A Talk by Sandra Breum Andersen, Ph.D.

 

Antibiotics vs Bacteria!!

The development of antibiotics has revolutionised our society – we’re now much less likely to die from infections following a small cut in the hand or even open heart surgery. There are, however, serious consequences of our the extensive use of antibiotics. I will talk about how microorganisms produce antibiotics to compete with each other, and how we have exploited this natural arsenal of weapons to our benefit and detriment. While the advantages are obvious in the clinic, antibiotics are used also in cases where they are not needed, and as growth enhancers in life stock. The two main problems we are now facing are antibiotic resistance and disturbance of our beneficial microbes. I will explain how resistance arise and spread, and how the loss of “friendly” bacteria from our gut may lead to problems with obesity, diabetes and asthma.

 

Sandra is a postdoctoral research fellow in the lab of Dr. Martin Blaser at the Langone Medical Center at NYU, funded by the Novo Nordisk Foundation, where she works with the intricate social lives of Helicobacter pylori stomach bacteria.
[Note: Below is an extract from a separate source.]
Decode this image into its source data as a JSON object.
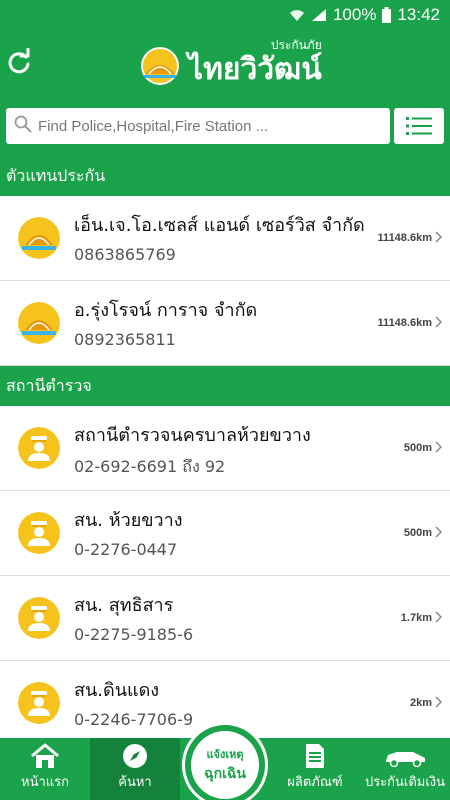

Prior to arriving in NY in 2016, Sandra acquired a Ph.D. in Evolutionary Biology in her native Denmark, working with behavior-manipulating fungi that turn ants into zombies. Reluctantly leaving behind fieldwork in tropical forests, Sandra turned to the social lives of bacteria causing lung infections in cystic fibrosis patients. This research was done at the University of Oxford and the Technical University of Denmark and revealed how bacteria can cooperate and cheat in our bodies.